Естественно было бы записать эту строчку, как записывают му­зыку. Это нужно режиссеру перед репетицией (наброски, эскизы) и после репетиции (запись найденного, сделанного), это необходимо театроведу (при анализе спектакля), историку театра (как архив­ный документ).

Но если мы можем судить о литературных и музыкальных про­изведениях на основании их записи буквенными или нотными зна­ками, судить об искусстве музыканта-исполнителя на основании записи магнитофонной, то, когда оцениваем спектакли, полагаемся лишь на зрительскую память либо (в последнее время) на телеви­зионную или кинематографическую запись.

До сих пор нет надежного, унифицированного способа записи театральных мизансцен. Попытки записывать мизансцены предпри­нимались, было предложено несколько систем записей.

Прежде всего запись словесная, как, например, не предназна­ченные для печати, но точнейшим образом описанные К. С. Ста­ниславским мизансцены в партитурах спектаклей «Чайка» и «Отелло».

Имеются также описания и рисунки мизансцен в экземплярах пьес и стенограммах репетиций, хранящихся в музее Московского Художественного театра.

Но все эти документальные описи не могут дать полного пред­ставления о мизансценах хотя бы потому, что лишены точных про­странственно-временных характеристик.

Нужна запись, осуществленная в определенной системе про­странственно-временных координат. Попытка выполнить такую за­пись была впервые предпринята С. Эйзенштейном. В ее основе — проекции «фасада» и «плана» мизансценического рисунка (по ана­лвгии с архитектурным чертежом).

«На план... наносится след вашего сценического перехода.

Фасадную плоскость вы разделяете равноотстоящими линиями на горизонтальные деления.

Каждое расстояние между двумя линиями соответствует дли­тельности определенных единиц времени»1'.

В творческой лаборатории ТИМа создавалась другая система записи мизансценических строк.

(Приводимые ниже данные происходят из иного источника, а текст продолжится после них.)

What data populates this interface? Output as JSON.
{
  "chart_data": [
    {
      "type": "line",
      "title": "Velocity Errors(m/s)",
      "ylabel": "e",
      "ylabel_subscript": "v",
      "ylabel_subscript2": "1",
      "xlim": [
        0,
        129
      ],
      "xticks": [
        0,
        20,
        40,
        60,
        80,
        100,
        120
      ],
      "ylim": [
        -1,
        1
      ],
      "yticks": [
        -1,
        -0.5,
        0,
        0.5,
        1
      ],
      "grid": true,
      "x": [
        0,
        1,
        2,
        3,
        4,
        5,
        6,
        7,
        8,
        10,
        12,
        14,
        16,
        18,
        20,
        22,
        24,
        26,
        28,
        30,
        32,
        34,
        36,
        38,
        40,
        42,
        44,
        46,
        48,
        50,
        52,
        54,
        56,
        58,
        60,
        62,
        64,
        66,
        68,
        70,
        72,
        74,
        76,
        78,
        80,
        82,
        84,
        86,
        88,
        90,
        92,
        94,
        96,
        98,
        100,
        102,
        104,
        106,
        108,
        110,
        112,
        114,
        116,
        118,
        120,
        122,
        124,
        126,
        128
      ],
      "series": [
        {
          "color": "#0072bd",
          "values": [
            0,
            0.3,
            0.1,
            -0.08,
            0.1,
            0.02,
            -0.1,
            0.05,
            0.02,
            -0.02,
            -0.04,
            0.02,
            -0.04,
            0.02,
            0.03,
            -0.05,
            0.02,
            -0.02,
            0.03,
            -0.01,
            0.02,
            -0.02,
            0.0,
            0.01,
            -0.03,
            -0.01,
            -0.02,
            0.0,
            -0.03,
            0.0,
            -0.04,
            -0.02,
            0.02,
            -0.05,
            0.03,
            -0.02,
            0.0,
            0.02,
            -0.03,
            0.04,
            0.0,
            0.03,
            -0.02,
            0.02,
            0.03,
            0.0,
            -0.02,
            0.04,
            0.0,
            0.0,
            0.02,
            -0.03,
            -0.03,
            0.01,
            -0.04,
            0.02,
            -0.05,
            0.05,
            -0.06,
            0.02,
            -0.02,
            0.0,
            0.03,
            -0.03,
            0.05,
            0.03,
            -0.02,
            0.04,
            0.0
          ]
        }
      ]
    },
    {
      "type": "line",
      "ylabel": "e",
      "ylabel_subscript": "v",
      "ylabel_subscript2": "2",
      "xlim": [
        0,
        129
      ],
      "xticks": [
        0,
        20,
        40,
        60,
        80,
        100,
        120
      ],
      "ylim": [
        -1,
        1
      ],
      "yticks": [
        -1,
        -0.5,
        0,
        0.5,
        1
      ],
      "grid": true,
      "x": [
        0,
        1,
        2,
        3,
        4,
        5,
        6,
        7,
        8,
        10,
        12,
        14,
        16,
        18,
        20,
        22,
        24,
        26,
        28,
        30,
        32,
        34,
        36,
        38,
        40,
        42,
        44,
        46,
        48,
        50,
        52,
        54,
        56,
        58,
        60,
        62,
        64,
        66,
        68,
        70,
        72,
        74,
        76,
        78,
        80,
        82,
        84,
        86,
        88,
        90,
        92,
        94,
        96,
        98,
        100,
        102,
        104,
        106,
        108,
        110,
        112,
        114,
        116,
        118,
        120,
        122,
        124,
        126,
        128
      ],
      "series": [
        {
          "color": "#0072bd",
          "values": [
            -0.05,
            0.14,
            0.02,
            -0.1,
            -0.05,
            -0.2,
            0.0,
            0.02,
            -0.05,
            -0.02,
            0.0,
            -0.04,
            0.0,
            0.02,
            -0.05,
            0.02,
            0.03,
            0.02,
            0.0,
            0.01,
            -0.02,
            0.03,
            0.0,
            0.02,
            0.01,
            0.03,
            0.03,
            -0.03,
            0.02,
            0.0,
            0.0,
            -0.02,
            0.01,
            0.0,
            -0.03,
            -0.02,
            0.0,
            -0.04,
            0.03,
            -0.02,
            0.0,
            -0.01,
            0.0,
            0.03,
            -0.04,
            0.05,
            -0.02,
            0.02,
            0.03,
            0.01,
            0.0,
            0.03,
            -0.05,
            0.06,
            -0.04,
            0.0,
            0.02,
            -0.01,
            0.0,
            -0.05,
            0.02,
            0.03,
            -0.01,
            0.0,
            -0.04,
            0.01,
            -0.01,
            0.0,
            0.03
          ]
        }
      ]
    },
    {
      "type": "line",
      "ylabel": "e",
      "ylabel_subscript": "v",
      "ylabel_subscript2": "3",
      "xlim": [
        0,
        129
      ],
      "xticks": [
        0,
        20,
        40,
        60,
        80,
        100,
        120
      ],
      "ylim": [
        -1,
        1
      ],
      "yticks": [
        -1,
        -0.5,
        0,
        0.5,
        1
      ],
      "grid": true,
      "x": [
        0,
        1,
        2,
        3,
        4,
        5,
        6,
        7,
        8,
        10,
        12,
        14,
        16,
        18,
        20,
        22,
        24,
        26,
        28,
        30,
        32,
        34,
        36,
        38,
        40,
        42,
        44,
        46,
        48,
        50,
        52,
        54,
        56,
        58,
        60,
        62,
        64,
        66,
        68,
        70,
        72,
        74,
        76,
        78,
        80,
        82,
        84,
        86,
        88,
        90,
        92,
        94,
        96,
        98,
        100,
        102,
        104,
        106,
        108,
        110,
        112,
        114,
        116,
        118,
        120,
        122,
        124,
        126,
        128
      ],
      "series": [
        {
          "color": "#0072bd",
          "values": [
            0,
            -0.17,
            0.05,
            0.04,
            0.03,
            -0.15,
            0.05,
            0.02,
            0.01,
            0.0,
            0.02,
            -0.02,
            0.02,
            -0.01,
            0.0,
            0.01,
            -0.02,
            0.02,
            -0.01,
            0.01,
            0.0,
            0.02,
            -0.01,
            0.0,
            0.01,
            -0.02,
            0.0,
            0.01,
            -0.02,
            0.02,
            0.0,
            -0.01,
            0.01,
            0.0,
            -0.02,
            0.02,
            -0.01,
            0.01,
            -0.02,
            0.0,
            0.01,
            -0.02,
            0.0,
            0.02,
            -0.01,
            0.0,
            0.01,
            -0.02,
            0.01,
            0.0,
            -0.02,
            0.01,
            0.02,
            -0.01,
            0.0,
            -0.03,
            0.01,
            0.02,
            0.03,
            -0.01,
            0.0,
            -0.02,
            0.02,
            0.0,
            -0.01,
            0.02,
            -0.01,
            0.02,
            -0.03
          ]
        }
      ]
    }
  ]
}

Она была изложена Л. В. Варпа­ховским на страницах журнала «Театр»2. В ней также отразилась попытка сопряжения пространственных и временных координат мизансцены. На этот раз партитура выглядела наподобие нотно­го стана. Но запись оказалась громоздкой, ибо каждая мизансце­на требовала шести или восьми строчек.

Ни ту, ни другую систему записи мизансцен нельзя признать вполне удовлетворительной. По всей вероятности, лучшим совре­менным способом фиксации спектакля является соединение рисун­ков, фотографий с фонограммой. Так или иначе — партитуры не­обходимы. Они — бесценный помощник для режиссера, критика и исследователя.

1 Эйзенштейн С. М. Избр. произв. в 6-ти т., т. 4. М., 1966, с. 410.

2 См.: Варпаховскяй Л. В. Партитура спектакля. — Театр, 1973, № П.